There are a few unusual aspects to this case.  I’ll speculate on what I think they might mean.  (Note: I have read online reports, but have not seen much of the television coverage – Hopefully I’m not parroting what some talking heads are saying.)

  • Le’s body was found inside a wall in the basement – in a recess where utilities and cables are found.  Leaving the body in the building made it very likely that it would eventually be found, due to the eventual impact of decomposition.  Had the killer originally planned to move Le’s body to another location?  Or was this a spontaneous crime, and the location of her body simply the best available hiding spot at the time?
  • Bloody clothes were found in the drop ceiling at another location in the building.  The Yale Daily News has stated that officials told them that the clothes were not what Le was wearing when she entered the building.  This doesn’t necessarily mean that they weren’t Le’s clothes – perhaps she had spare clothes in the building?  Perhaps they belonged to the killer.  Most troubling of all is the possibility that they belong to another victim.
  • The medical examiner has said that the cause of Le’s death was strangulation.  Again, this creates confusion with regard to the bloody clothing.  Strangulation is not usually a bloody type of death.  If the blood is indeed Le’s, how did it get on her clothes?  Was there an intense struggle before she was strangled?  Was there torture before her death?

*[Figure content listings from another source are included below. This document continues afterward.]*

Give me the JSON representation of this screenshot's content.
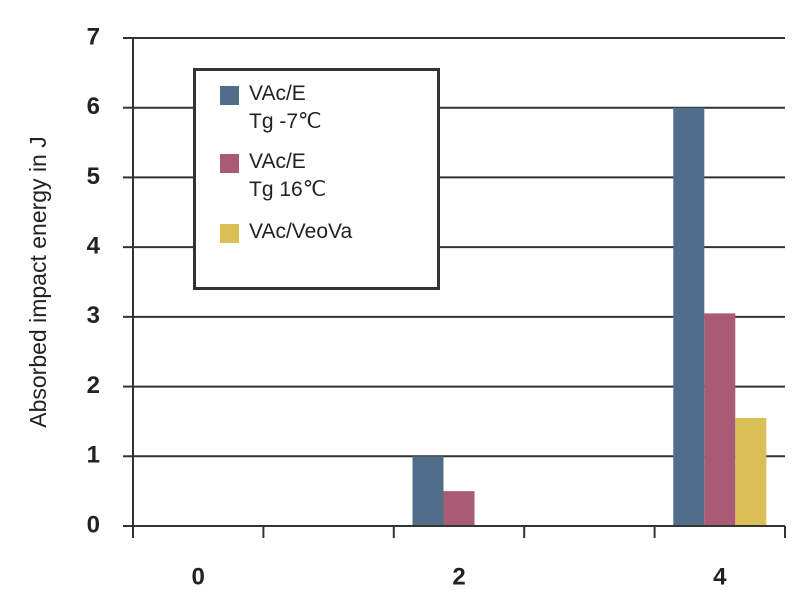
{
  "chart_data": {
    "type": "bar",
    "y_label": "Absorbed impact energy in J",
    "categories": [
      "0",
      null,
      "2",
      null,
      "4"
    ],
    "series": [
      {
        "name": "VAc/E\nTg -7℃",
        "color": "#506d89",
        "values": [
          0,
          null,
          1,
          null,
          6
        ]
      },
      {
        "name": "VAc/E\nTg 16℃",
        "color": "#a95a75",
        "values": [
          0,
          null,
          0.5,
          null,
          3.05
        ]
      },
      {
        "name": "VAc/VeoVa",
        "color": "#d9bf56",
        "values": [
          0,
          null,
          0,
          null,
          1.55
        ]
      }
    ],
    "ylim": [
      0,
      7
    ],
    "yticks": [
      0,
      1,
      2,
      3,
      4,
      5,
      6,
      7
    ],
    "grid": true
  }
}
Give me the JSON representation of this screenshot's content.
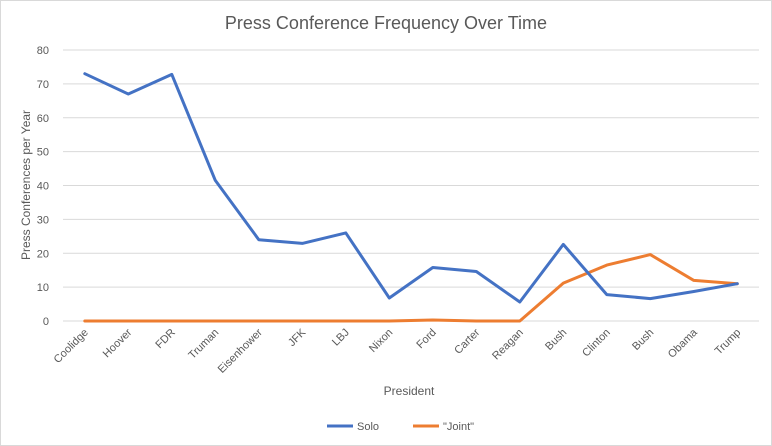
{
  "chart_data": {
    "type": "line",
    "title": "Press Conference Frequency Over Time",
    "xlabel": "President",
    "ylabel": "Press Conferences per Year",
    "ylim": [
      0,
      80
    ],
    "yticks": [
      0,
      10,
      20,
      30,
      40,
      50,
      60,
      70,
      80
    ],
    "grid": true,
    "legend_position": "bottom",
    "categories": [
      "Coolidge",
      "Hoover",
      "FDR",
      "Truman",
      "Eisenhower",
      "JFK",
      "LBJ",
      "Nixon",
      "Ford",
      "Carter",
      "Reagan",
      "Bush",
      "Clinton",
      "Bush",
      "Obama",
      "Trump"
    ],
    "series": [
      {
        "name": "Solo",
        "color": "#4472c4",
        "values": [
          73,
          67,
          72.8,
          41.5,
          24,
          22.9,
          26,
          6.8,
          15.8,
          14.6,
          5.6,
          22.6,
          7.8,
          6.6,
          8.7,
          11
        ]
      },
      {
        "name": "\"Joint\"",
        "color": "#ed7d31",
        "values": [
          0,
          0,
          0,
          0,
          0,
          0,
          0,
          0,
          0.3,
          0,
          0,
          11.2,
          16.5,
          19.6,
          12,
          11
        ]
      }
    ]
  }
}
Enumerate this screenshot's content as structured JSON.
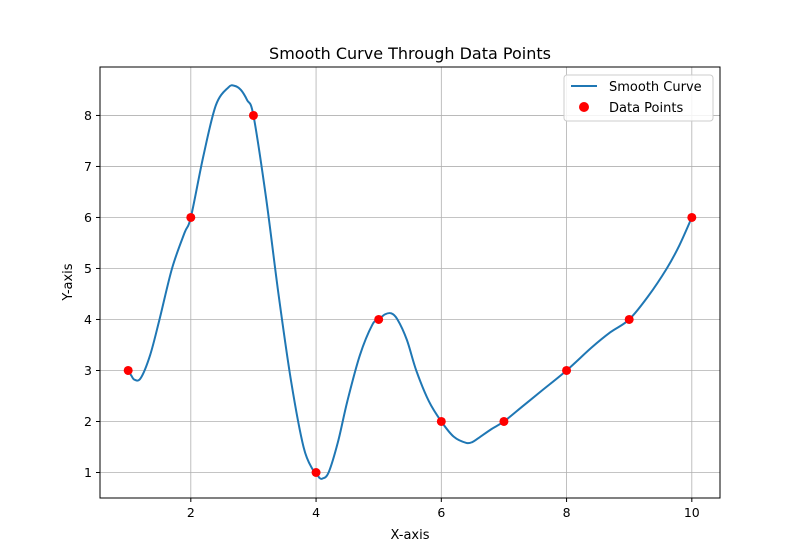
{
  "chart_data": {
    "type": "line",
    "title": "Smooth Curve Through Data Points",
    "xlabel": "X-axis",
    "ylabel": "Y-axis",
    "xlim": [
      0.55,
      10.45
    ],
    "ylim": [
      0.5,
      8.95
    ],
    "x_ticks": [
      2,
      4,
      6,
      8,
      10
    ],
    "y_ticks": [
      1,
      2,
      3,
      4,
      5,
      6,
      7,
      8
    ],
    "grid": true,
    "legend_position": "top-right",
    "series": [
      {
        "name": "Smooth Curve",
        "kind": "line",
        "color": "#1f77b4",
        "x": [
          1,
          1.05,
          1.1,
          1.2,
          1.35,
          1.5,
          1.7,
          1.9,
          2,
          2.2,
          2.4,
          2.6,
          2.7,
          2.8,
          2.9,
          3,
          3.2,
          3.4,
          3.6,
          3.8,
          3.95,
          4,
          4.05,
          4.1,
          4.2,
          4.35,
          4.5,
          4.7,
          4.9,
          5,
          5.1,
          5.2,
          5.3,
          5.45,
          5.6,
          5.8,
          6,
          6.2,
          6.4,
          6.5,
          6.6,
          6.8,
          7,
          7.3,
          7.6,
          8,
          8.4,
          8.7,
          9,
          9.3,
          9.6,
          9.8,
          10
        ],
        "y": [
          3.0,
          2.9,
          2.82,
          2.85,
          3.3,
          4.0,
          5.0,
          5.7,
          6.0,
          7.2,
          8.2,
          8.55,
          8.58,
          8.5,
          8.3,
          8.0,
          6.4,
          4.5,
          2.8,
          1.5,
          1.05,
          1.0,
          0.9,
          0.88,
          1.0,
          1.6,
          2.4,
          3.3,
          3.9,
          4.0,
          4.1,
          4.12,
          4.0,
          3.6,
          3.0,
          2.4,
          2.0,
          1.7,
          1.58,
          1.6,
          1.68,
          1.85,
          2.0,
          2.3,
          2.6,
          3.0,
          3.45,
          3.75,
          4.0,
          4.45,
          5.0,
          5.45,
          6.0
        ]
      },
      {
        "name": "Data Points",
        "kind": "scatter",
        "color": "#ff0000",
        "x": [
          1,
          2,
          3,
          4,
          5,
          6,
          7,
          8,
          9,
          10
        ],
        "y": [
          3,
          6,
          8,
          1,
          4,
          2,
          2,
          3,
          4,
          6
        ]
      }
    ]
  }
}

The police have a substantial amount of evidence, as they have 250 pieces of evidence and 700 hours of surveillance video.  I’m assuming the surveillance video is from several locations within the building, as the length of her disappearance was around 100 hours.

Police have issued a body warrant (authorizing taking of DNA sample) and two search warrants for Raymond Clark.  Clark has not been arrested.  Although Clark and others are under surveillance, it is unlikely that an arrest will be made until DNA tests are complete.

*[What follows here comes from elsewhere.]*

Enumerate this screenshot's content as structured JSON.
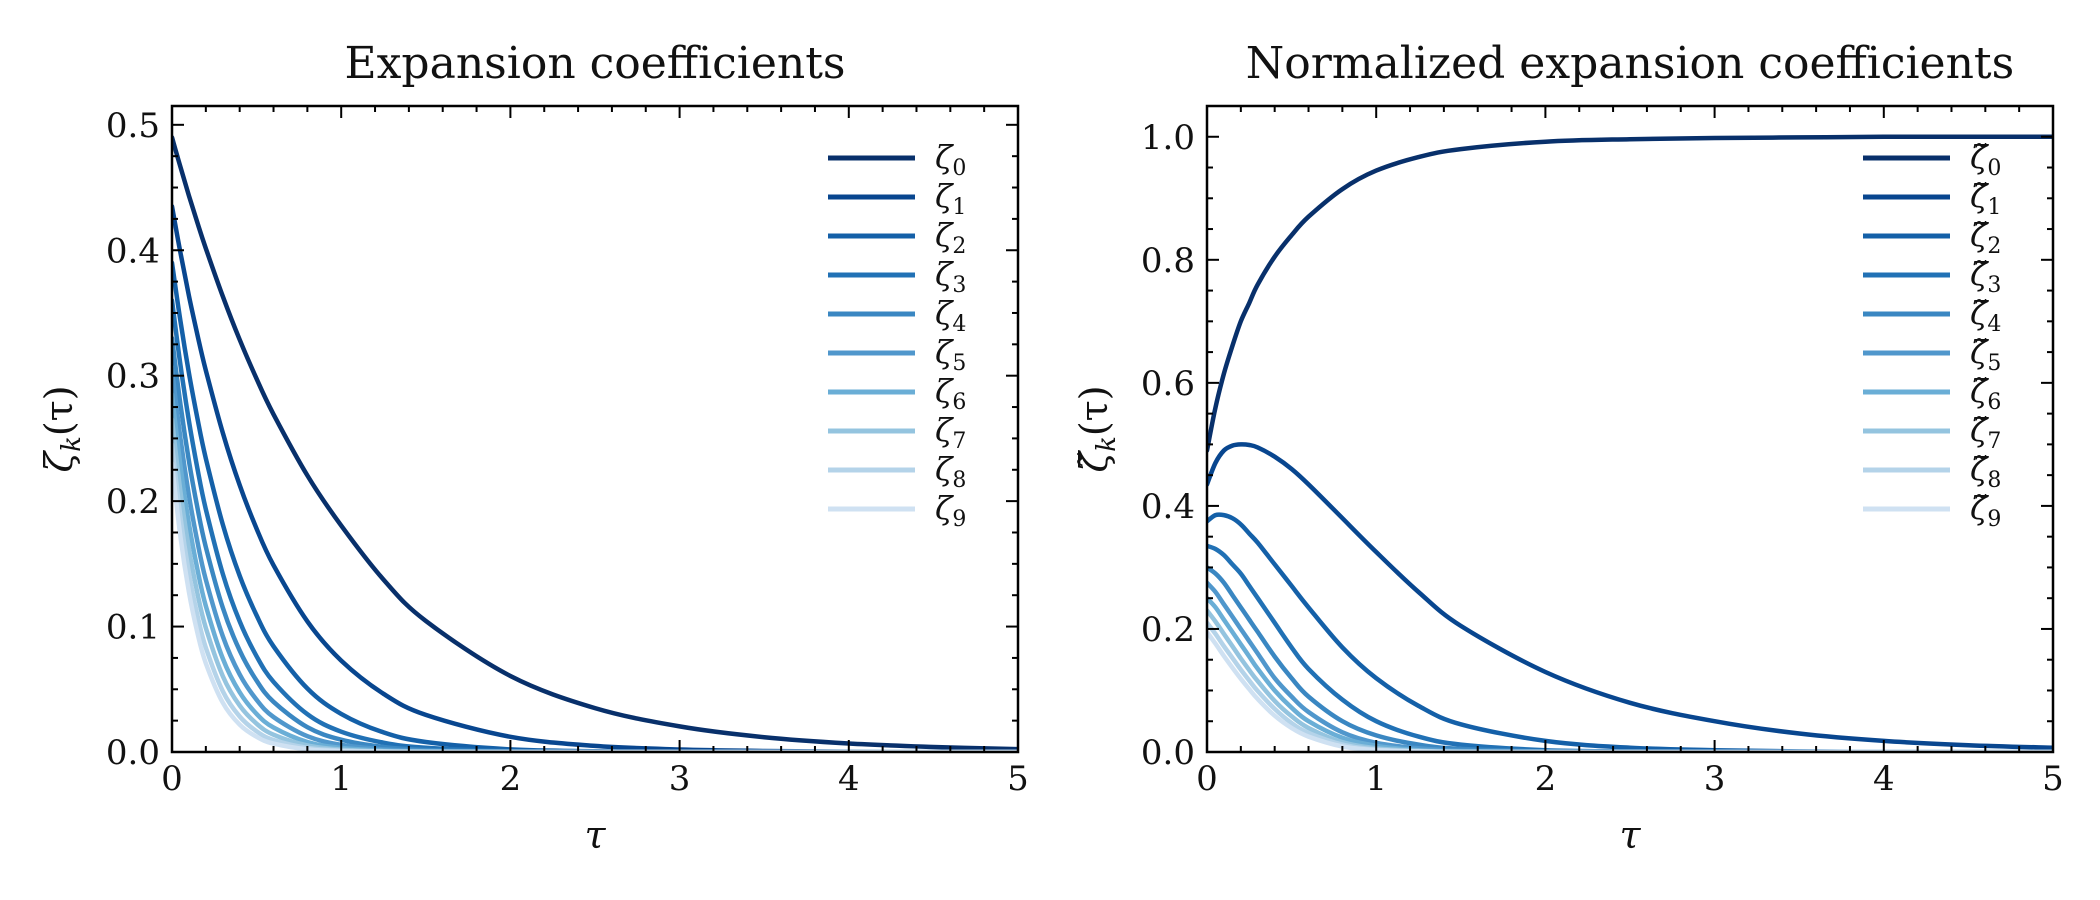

I hope that the police are able to quickly bring Annie’s killer to justice, so that she can rest in peace.  My thoughts are with Annie’s family and friends.  By all accounts, it seems that Le was an incredible young woman.  Her death is a great loss to our society.

UPDATE: News reports (CNN.com and others) are circulating this morning saying that there has been a DNA match for Raymond Clark and that an arrest is imminent.